The Democrat is seen by the administration to support the trade unions “who are wedded to the past,” and Community Party Cllr Jim  Bollan “whose view of the world is similarly wedded to the past and his own survival agenda.”

I was asked if Cllr Bollan would be afforded similar praise for all the work he does – particularly in relation to the recent graft and corruption inquiry – if it were a Labour administration in power.

The Council, I am told, exists to provide local services and as a consequence it employs people – “All too often it’s considered by [trade] unions to be an employer first and foremost.”

While I am grateful for this information from inside the SNP, I have to ask who wouldn’t be angry and upset if they were unjustly banned and boycotted from receiving the services the rest of the media are accorded by tradition and custom and practice by the Council?

Especially when their reasons are that The Dumbarton Democrat is not a member of IPSO, the regulatory organisation which succeeded the Press Council after that organisation was found to be a lame duck.

Reason number two appears to be an allegation that I interrupted a Council meeting.
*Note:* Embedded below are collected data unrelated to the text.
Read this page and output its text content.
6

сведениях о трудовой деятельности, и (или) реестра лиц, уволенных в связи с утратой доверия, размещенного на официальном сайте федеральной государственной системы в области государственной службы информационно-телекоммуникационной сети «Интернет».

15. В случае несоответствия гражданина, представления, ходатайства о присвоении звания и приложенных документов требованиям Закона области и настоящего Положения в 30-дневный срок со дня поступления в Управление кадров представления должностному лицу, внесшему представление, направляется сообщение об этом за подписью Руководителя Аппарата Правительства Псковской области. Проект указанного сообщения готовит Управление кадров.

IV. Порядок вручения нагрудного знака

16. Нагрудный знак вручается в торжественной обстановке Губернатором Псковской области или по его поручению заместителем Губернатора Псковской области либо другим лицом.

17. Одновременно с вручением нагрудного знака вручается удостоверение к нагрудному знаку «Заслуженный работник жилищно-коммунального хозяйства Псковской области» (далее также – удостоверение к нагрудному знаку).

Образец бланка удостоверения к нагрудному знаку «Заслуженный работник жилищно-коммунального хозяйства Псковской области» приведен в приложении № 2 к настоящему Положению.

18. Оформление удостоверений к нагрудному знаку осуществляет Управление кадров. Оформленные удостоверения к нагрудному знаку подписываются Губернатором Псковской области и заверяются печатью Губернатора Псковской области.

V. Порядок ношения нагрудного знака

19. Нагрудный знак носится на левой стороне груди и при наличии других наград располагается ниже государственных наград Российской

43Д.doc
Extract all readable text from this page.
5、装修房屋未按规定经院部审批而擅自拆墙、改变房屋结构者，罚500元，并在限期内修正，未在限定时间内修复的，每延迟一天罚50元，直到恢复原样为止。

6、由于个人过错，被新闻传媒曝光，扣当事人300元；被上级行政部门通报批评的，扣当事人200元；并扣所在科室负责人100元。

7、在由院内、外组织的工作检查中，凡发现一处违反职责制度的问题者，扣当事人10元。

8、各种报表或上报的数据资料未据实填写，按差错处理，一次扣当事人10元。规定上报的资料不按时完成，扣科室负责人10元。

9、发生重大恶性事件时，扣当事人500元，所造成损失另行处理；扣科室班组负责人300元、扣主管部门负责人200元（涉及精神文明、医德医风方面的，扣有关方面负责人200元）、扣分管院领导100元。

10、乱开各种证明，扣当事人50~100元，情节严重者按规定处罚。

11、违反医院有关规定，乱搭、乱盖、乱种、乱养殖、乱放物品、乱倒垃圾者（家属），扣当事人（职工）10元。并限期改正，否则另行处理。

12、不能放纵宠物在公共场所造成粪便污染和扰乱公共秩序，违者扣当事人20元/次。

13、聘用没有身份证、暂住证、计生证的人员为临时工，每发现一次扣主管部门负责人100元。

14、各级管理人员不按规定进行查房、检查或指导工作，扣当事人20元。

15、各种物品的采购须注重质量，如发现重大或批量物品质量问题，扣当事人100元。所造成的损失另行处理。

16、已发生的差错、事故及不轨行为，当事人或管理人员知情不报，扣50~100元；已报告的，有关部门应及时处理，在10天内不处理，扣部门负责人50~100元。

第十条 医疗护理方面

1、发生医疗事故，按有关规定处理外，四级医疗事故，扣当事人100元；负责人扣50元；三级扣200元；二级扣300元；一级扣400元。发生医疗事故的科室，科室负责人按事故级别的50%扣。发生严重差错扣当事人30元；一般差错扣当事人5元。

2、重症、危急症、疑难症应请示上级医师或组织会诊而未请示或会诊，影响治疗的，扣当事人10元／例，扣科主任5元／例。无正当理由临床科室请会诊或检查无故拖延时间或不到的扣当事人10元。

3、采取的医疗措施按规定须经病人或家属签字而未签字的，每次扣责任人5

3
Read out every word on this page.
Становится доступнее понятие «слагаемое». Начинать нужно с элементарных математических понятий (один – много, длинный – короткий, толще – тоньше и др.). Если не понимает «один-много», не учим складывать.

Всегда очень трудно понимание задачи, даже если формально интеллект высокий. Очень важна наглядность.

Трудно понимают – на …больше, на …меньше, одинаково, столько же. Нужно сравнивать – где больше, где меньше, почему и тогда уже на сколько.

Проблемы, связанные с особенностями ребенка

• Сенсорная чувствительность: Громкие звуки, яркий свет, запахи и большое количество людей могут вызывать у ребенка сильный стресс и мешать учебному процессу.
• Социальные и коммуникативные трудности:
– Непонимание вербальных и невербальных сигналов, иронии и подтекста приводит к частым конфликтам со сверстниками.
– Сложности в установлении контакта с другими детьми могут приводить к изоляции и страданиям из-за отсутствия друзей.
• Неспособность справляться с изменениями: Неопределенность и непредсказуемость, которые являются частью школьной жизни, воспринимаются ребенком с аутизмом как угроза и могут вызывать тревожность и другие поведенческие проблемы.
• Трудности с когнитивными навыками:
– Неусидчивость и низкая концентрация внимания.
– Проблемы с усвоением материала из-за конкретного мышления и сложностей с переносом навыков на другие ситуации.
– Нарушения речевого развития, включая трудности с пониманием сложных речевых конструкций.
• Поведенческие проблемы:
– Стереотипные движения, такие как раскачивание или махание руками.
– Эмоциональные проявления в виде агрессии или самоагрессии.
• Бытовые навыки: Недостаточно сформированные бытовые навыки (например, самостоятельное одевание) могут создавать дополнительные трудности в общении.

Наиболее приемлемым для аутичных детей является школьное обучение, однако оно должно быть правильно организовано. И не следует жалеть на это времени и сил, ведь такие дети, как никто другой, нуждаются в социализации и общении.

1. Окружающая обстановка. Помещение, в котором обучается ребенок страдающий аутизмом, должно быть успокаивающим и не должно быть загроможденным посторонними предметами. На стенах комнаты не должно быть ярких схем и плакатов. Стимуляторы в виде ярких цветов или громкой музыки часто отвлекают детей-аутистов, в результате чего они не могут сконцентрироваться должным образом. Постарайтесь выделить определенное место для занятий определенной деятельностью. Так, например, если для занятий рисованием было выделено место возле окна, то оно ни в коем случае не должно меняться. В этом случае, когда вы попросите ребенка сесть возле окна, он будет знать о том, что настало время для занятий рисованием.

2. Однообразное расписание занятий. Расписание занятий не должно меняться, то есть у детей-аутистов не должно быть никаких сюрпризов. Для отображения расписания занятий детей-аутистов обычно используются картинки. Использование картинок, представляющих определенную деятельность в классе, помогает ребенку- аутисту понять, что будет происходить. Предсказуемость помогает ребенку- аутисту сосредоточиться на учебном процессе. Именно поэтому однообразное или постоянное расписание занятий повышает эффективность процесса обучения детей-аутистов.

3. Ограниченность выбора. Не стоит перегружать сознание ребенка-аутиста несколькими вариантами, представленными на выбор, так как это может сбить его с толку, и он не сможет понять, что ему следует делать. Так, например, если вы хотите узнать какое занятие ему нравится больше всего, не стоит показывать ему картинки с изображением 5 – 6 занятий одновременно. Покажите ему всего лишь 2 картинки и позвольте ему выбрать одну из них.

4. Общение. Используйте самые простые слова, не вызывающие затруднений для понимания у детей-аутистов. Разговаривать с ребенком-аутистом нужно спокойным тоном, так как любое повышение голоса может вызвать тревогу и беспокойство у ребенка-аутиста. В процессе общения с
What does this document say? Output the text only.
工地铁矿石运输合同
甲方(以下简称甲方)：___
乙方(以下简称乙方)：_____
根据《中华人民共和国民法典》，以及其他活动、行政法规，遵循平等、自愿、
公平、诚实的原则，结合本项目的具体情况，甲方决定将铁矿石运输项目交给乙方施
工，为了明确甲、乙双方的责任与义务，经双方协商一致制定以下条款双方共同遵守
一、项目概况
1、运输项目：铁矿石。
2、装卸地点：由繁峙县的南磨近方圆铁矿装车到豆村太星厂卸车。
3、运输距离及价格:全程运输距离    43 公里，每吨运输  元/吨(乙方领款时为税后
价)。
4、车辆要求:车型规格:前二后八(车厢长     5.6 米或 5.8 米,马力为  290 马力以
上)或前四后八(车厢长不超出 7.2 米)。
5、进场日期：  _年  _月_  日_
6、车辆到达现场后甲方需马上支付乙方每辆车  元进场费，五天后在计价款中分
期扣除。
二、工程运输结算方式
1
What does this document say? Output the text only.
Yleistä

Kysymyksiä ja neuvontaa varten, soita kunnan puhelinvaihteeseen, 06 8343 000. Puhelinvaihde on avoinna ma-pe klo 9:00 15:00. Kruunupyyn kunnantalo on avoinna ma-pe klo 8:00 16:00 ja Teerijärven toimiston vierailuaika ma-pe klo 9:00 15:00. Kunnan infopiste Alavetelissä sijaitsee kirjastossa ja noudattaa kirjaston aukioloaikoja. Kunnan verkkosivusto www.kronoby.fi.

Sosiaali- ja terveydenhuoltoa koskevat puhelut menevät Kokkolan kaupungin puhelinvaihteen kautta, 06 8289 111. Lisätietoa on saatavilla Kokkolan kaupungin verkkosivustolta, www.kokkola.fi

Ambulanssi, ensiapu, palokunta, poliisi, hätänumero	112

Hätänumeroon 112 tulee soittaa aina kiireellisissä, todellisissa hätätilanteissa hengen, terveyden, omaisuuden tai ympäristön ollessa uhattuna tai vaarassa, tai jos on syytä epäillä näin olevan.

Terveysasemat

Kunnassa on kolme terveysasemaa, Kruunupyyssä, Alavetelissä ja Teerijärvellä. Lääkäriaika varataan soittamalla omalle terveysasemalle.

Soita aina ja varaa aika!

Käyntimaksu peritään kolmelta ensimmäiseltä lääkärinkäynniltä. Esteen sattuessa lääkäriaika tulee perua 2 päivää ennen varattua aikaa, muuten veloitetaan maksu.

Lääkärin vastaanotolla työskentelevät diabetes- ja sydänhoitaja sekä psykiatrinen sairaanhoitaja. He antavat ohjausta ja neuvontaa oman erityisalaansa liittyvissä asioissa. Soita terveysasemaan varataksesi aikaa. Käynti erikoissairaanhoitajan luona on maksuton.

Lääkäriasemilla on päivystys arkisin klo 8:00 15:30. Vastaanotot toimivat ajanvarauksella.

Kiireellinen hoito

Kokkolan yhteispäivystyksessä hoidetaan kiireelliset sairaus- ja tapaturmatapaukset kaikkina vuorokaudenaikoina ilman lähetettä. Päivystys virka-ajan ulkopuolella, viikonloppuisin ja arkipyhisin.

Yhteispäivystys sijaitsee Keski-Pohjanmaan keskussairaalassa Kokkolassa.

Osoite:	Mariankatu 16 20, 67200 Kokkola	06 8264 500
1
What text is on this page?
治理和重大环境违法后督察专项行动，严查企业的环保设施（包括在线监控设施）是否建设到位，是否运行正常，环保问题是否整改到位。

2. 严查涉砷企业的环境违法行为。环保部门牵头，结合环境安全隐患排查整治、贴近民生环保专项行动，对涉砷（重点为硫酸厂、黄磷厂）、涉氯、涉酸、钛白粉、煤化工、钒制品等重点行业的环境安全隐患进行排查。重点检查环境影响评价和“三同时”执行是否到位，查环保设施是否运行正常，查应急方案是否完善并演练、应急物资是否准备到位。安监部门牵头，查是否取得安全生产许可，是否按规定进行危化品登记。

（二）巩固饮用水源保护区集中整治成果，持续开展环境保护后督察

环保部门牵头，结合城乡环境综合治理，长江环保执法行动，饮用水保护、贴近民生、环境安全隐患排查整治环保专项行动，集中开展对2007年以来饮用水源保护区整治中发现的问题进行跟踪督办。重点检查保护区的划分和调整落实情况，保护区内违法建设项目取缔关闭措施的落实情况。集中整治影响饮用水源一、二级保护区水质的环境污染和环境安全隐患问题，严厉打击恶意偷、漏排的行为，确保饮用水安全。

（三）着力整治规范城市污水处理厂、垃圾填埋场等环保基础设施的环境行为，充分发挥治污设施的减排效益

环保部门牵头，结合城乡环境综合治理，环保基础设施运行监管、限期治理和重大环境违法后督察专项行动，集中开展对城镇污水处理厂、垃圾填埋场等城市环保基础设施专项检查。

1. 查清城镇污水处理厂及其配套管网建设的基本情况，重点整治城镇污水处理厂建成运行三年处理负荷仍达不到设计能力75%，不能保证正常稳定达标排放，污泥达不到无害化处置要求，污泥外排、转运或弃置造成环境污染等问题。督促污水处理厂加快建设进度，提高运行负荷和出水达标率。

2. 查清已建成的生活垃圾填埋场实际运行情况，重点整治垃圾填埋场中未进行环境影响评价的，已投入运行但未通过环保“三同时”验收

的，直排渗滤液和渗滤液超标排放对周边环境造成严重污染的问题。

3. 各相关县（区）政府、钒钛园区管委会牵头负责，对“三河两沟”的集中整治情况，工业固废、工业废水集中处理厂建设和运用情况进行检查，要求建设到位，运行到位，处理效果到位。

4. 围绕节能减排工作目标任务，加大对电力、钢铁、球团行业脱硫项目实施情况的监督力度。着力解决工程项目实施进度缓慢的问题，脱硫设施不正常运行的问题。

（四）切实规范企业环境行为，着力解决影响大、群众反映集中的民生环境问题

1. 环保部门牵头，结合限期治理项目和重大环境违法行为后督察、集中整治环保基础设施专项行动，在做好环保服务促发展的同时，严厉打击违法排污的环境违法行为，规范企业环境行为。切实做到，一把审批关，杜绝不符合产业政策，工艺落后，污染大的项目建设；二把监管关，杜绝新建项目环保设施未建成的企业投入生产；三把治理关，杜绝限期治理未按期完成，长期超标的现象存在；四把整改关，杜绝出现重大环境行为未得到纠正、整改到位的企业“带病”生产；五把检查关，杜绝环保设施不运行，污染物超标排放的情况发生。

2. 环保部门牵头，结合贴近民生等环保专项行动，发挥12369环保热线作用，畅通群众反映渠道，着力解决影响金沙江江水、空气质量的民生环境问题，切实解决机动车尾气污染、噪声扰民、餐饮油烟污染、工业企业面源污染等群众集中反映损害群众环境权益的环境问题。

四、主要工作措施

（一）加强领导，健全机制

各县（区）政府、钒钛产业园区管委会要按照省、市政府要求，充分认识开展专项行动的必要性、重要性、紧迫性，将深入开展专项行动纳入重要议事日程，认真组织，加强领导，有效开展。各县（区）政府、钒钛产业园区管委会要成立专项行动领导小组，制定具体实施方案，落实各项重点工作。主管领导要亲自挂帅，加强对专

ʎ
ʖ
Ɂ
This is untrue.

The facts are that I spoke to Provost William Hendrie during a tea break about the fact that I could neither hear the meeting nor see the participants in order to identify them in my reports of the meetings.

I was quickly surrounded by a Communications Officer, a solicitor, the Chief Executive and another person from the management team.

They told me I was behaving inappropriately and that my behaviour would have a deleterious affect on my health – “You had better watch yourself,” I was told.

I was then ushered out of the chamber on to a stair landing before being told later that I was never to be allowed into the chamber again, or to sit with other journalists on the “press bench”.

It’s a fact that the Council chamber in the newly refurbished Burgh Hall – at a cost of £15 million – is not fit for purpose as an auditorium.

The press and public have great difficulty in hearing the proceedings or taking notes of what is being done in their name.

This is supposed to be a public forum after all.

Like mostly everyone else I have been watching and writing about D-Day and how thousands of brave men and women died so that the rest of us might be free to live in a democracy which treasured freedom of speech and a free press.

These freedoms have been undermined here in West Dunbartonshire by the Council’s ongoing refusal to have the sound equipment brought up to a standard, which allows people to hear the proceedings.

The SNP administration and the Chief Executive of the Council should also be examining the boycott and ban on The Democrat to see if their reasons (which have never been officially conveyed  to me, the editor of this digital platform) stand up to public scrutiny.

One comment

  1. Definitely guilty of being wedded to the Unions and that will never change. Have never hidden the fact I am a Socialist and as Marx said the cycle will come around when capitalism collapses. Not sure what the point about my survival agenda is as my vote increased 20% at the last elections.